Wednesday, 12 December 2012
Ted Kerwin, a lifelong Hermosa Beach resident who helped put the town on the map as a Southern Californian surfing destination, has died. He was 89.
Kerwin's last name is a familiar one in the city, where some of his brothers and one sister are honored next to him on the Surfers Walk of Fame - a series of plaques embedded in the pier. The large, active family grew up in a home above their parents' bakery on what is now Pier Avenue.

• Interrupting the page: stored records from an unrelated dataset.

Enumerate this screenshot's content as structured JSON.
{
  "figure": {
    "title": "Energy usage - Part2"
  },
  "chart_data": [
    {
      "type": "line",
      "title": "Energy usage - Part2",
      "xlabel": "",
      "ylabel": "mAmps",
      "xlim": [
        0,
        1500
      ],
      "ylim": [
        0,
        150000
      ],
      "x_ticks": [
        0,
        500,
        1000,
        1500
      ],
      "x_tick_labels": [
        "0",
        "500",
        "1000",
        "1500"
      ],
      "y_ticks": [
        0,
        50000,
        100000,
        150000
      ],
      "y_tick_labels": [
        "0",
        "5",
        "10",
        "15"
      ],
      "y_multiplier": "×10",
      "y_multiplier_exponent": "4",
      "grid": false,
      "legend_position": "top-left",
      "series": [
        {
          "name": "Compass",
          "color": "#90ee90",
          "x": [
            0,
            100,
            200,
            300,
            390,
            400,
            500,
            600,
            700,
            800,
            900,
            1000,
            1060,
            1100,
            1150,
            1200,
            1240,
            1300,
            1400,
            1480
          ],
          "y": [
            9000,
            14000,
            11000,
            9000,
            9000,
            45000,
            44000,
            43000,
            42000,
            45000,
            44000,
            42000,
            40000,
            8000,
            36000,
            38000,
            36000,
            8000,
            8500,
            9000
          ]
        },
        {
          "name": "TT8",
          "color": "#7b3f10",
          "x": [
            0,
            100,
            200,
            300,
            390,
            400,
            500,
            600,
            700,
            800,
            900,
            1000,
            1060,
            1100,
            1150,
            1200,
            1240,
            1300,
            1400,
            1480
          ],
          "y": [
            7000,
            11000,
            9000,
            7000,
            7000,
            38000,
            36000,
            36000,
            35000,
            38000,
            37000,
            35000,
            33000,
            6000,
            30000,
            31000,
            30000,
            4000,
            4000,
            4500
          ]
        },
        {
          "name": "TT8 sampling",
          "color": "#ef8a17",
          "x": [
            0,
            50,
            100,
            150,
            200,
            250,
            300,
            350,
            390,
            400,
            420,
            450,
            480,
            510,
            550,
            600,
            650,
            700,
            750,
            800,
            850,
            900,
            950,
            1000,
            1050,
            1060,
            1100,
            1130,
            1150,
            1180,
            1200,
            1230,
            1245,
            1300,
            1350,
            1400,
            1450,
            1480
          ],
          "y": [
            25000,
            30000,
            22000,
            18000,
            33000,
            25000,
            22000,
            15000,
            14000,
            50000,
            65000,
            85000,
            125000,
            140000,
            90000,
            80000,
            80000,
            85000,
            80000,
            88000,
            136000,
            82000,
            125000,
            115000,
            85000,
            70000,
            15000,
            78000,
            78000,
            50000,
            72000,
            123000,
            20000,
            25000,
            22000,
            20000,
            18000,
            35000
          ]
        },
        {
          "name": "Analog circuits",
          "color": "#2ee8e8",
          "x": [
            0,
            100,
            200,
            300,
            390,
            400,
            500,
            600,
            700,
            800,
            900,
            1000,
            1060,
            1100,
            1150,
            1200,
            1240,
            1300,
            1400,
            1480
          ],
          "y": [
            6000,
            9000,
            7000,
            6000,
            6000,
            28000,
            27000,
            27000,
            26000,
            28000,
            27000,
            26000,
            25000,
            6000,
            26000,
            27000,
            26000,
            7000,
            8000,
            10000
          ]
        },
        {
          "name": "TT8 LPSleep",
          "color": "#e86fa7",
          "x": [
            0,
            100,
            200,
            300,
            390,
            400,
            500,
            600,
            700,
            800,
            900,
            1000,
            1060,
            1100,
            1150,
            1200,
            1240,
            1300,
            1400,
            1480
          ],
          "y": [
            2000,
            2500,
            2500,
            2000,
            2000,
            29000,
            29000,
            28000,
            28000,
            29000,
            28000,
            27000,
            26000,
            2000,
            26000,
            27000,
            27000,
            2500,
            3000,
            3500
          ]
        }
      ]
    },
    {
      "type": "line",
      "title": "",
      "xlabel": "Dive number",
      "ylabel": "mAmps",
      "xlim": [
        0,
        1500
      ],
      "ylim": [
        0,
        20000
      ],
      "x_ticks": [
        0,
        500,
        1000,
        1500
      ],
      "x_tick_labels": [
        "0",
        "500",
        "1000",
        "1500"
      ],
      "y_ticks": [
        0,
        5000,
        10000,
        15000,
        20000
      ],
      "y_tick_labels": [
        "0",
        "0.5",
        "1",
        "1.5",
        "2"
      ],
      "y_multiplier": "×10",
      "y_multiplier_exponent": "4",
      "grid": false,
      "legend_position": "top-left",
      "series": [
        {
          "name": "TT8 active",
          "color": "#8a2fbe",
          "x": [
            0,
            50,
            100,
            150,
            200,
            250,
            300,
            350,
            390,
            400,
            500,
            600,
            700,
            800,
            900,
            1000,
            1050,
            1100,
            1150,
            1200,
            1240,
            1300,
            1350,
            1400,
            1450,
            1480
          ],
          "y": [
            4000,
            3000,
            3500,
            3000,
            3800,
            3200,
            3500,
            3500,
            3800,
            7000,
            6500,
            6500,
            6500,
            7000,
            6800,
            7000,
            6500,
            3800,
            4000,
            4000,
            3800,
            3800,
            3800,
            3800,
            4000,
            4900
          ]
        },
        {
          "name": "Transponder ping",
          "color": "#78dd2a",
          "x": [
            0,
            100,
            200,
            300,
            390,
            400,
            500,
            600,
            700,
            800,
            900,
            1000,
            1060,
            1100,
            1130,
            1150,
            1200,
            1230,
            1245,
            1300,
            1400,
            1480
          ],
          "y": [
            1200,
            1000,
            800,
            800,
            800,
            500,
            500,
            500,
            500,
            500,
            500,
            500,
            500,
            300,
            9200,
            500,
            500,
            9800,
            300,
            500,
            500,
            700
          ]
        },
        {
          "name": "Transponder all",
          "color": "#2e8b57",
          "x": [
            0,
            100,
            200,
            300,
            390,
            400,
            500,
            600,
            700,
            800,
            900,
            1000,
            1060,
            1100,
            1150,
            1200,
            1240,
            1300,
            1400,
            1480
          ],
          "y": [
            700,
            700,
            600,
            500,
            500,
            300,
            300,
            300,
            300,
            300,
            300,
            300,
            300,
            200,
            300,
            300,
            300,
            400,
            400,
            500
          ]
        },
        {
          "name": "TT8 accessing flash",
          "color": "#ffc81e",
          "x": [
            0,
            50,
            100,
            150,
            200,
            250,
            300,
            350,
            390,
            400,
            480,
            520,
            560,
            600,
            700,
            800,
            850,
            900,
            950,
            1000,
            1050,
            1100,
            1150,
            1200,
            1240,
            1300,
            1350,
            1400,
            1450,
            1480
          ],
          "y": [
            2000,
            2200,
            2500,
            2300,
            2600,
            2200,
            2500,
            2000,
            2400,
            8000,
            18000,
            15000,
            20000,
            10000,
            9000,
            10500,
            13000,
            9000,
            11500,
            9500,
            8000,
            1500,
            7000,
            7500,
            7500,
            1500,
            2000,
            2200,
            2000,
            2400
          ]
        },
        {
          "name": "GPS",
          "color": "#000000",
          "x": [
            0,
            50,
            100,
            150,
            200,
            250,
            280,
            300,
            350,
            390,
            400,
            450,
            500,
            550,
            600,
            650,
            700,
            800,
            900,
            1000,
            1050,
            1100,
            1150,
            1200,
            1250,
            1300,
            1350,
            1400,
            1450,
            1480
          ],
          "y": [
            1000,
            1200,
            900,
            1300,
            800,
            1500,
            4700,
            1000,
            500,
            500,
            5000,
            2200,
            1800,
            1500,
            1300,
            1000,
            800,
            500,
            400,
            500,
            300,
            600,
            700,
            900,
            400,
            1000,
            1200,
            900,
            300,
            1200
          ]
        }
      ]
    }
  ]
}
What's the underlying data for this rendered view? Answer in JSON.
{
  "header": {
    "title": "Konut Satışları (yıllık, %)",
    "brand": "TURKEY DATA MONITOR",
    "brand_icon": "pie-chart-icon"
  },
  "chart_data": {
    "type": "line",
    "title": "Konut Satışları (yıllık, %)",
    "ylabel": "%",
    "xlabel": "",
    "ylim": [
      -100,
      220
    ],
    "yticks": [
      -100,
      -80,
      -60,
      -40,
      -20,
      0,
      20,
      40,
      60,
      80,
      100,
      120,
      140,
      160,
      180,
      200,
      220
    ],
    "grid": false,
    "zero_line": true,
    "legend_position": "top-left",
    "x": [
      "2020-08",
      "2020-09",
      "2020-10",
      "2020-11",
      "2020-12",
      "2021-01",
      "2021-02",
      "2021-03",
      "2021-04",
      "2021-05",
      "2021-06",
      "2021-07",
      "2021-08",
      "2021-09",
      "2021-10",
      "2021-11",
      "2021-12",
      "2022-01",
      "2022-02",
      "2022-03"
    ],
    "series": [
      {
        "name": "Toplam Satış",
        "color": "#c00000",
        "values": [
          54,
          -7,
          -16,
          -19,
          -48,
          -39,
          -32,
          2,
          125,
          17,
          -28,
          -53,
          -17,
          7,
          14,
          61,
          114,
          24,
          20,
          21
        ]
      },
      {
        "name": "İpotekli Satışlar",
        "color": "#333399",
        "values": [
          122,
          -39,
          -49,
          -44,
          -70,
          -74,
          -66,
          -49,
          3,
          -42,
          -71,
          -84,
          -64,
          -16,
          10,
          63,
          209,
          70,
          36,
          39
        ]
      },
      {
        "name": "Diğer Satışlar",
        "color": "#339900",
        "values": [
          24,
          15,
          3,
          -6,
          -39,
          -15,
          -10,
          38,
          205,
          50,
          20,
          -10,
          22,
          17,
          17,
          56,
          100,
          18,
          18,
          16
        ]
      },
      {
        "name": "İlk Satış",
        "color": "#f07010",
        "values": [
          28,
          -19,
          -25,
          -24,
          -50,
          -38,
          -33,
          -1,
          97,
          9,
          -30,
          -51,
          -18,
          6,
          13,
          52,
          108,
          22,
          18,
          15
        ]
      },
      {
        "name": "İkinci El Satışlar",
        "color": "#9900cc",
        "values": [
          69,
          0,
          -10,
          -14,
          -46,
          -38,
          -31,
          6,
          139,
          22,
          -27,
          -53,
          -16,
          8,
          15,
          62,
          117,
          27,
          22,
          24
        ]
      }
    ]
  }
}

Kerwin was the second youngest of nine children, of whom only one is still living. Kerwin died on Nov. 26 at his home on Monterey Boulevard after suffering a series of ailments. His son, Scott Kerwin, said that he essentially died of "old age."
"In his words, he was out of gas," Scott Kerwin said. "He was just worn out. He got progressively weaker and he didn't like that because he was a pretty active guy."

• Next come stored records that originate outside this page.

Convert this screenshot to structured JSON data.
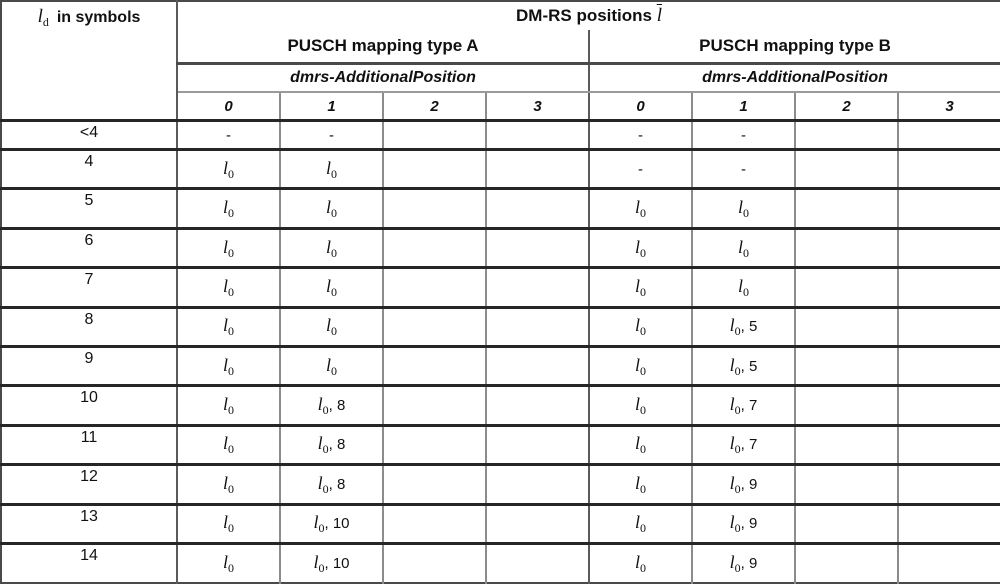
{
  "table": {
    "corner": {
      "symbol": "l",
      "subscript": "d",
      "text": "in symbols"
    },
    "title": {
      "text": "DM-RS positions",
      "symbol": "l",
      "symbol_has_overbar": true
    },
    "groups": [
      {
        "label": "PUSCH mapping type A",
        "subheader": "dmrs-AdditionalPosition",
        "columns": [
          "0",
          "1",
          "2",
          "3"
        ]
      },
      {
        "label": "PUSCH mapping type B",
        "subheader": "dmrs-AdditionalPosition",
        "columns": [
          "0",
          "1",
          "2",
          "3"
        ]
      }
    ],
    "rows": [
      {
        "label": "<4",
        "typeA": [
          "-",
          "-",
          "",
          ""
        ],
        "typeB": [
          "-",
          "-",
          "",
          ""
        ]
      },
      {
        "label": "4",
        "typeA": [
          "l0",
          "l0",
          "",
          ""
        ],
        "typeB": [
          "-",
          "-",
          "",
          ""
        ]
      },
      {
        "label": "5",
        "typeA": [
          "l0",
          "l0",
          "",
          ""
        ],
        "typeB": [
          "l0",
          "l0",
          "",
          ""
        ]
      },
      {
        "label": "6",
        "typeA": [
          "l0",
          "l0",
          "",
          ""
        ],
        "typeB": [
          "l0",
          "l0",
          "",
          ""
        ]
      },
      {
        "label": "7",
        "typeA": [
          "l0",
          "l0",
          "",
          ""
        ],
        "typeB": [
          "l0",
          "l0",
          "",
          ""
        ]
      },
      {
        "label": "8",
        "typeA": [
          "l0",
          "l0",
          "",
          ""
        ],
        "typeB": [
          "l0",
          "l0, 5",
          "",
          ""
        ]
      },
      {
        "label": "9",
        "typeA": [
          "l0",
          "l0",
          "",
          ""
        ],
        "typeB": [
          "l0",
          "l0, 5",
          "",
          ""
        ]
      },
      {
        "label": "10",
        "typeA": [
          "l0",
          "l0, 8",
          "",
          ""
        ],
        "typeB": [
          "l0",
          "l0, 7",
          "",
          ""
        ]
      },
      {
        "label": "11",
        "typeA": [
          "l0",
          "l0, 8",
          "",
          ""
        ],
        "typeB": [
          "l0",
          "l0, 7",
          "",
          ""
        ]
      },
      {
        "label": "12",
        "typeA": [
          "l0",
          "l0, 8",
          "",
          ""
        ],
        "typeB": [
          "l0",
          "l0, 9",
          "",
          ""
        ]
      },
      {
        "label": "13",
        "typeA": [
          "l0",
          "l0, 10",
          "",
          ""
        ],
        "typeB": [
          "l0",
          "l0, 9",
          "",
          ""
        ]
      },
      {
        "label": "14",
        "typeA": [
          "l0",
          "l0, 10",
          "",
          ""
        ],
        "typeB": [
          "l0",
          "l0, 9",
          "",
          ""
        ]
      }
    ],
    "colors": {
      "background": "#ffffff",
      "text": "#111111",
      "border_dark": "#262626",
      "border_medium": "#5a5a5a",
      "border_light": "#8c8c8c"
    }
  }
}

Ted's oldest brother, John Kerwin, founded the Hermosa Beach Surfing Club in 1934. By then, surfing had become second nature to the family. They could see the beach from their home above Kerwin's Bakery and Lunch Room, and all the brothers worked as lifeguards before World War II.
After the war began, Ted Kerwin brought his ocean knowledge to the South Pacific as the pilot of a landing barge in the Solomon Islands, according to Scott Kerwin.
"Although the Hermosa Beach Surfing Club re-formed after the war, and most of the old gang still held court on the beach north of the pier, the responsibilities of growing families didn't allow a return to the glory days," Scott Kerwin said.
Ted Kerwin met a fellow surfer named Dotty on the beach. They got married in 1948 and began their family a year later, when the first of five children was born. Ted worked as a manager at a dime store before becoming a general manager for the former Toy World franchise in the late 1960s.
As his home grew and his responsibilities increased, Ted largely stopped surfing. But he never stopped spending his free time on the ocean. He bought his first fishing boat in the 1960s, named it the "Teedor," and regularly took his family fishing and snorkeling, said his children.
His love of football sometimes eclipsed even his passion for the ocean, said Scott Kerwin. In his last weeks, he delighted in watching his favorite teams, the UCLA Bruins and Notre Dame's Fighting Irish.
"In spite of an uncooperative, weakening body that couldn't match his strong spirit, a little more than a week before he passed on, Ted mustered the energy to cheer his Bruin football team to victory over USC," Scott Kerwin said. "It illustrates the passion, interest and spirit of fun that he invested in everything that he did."
Though Pier Plaza is now solely commercial, the building that housed the Kerwin family and bakery still stands where the Palmilla Restaurant and Bonaparte Cafe are located. In those days, the city was a summer resort destination.
Ted Kerwin told the Daily Breeze in 2007 - the year Hermosa Beach celebrated its centennial anniversary - that, despite decades of change, many things remained the same.
"You talk about wall-to-wall people now," he said. "When I was young, you couldn't get through to the beach. It was a resort in the summertime."
His parents, John and Mary Kerwin, were honored in 2008 with a sequoia tree planting at South Park. Mary Kerwin's father, John Hiss, built the first school in Hermosa Beach. John Kerwin moved to the city in 1909 from Ireland. He married Mary and opened the family bakery the following year.
"At the time, the city of Hermosa Beach consisted of a vast expanse of sand with isolated houses and commercial buildings scattered amongst the sand dunes," said Scott Kerwin. The Kerwin kids had "the ocean and beach as their playground."
Ted Kerwin is survived by his wife, Dotty; children Scott, Brad, Bonnie, Duff and Casey; and grandchildren Jason, Adrian, Darcy, Rory, Brendan, Emma, Teddy, Duffy and Maddie. His only surviving sibling is brother Jim Kerwin, 91, of Ojai.
A memorial service will be held at 9:30 a.m. Jan. 12 at St. James Church, 415 Vincent Street in Redondo Beach.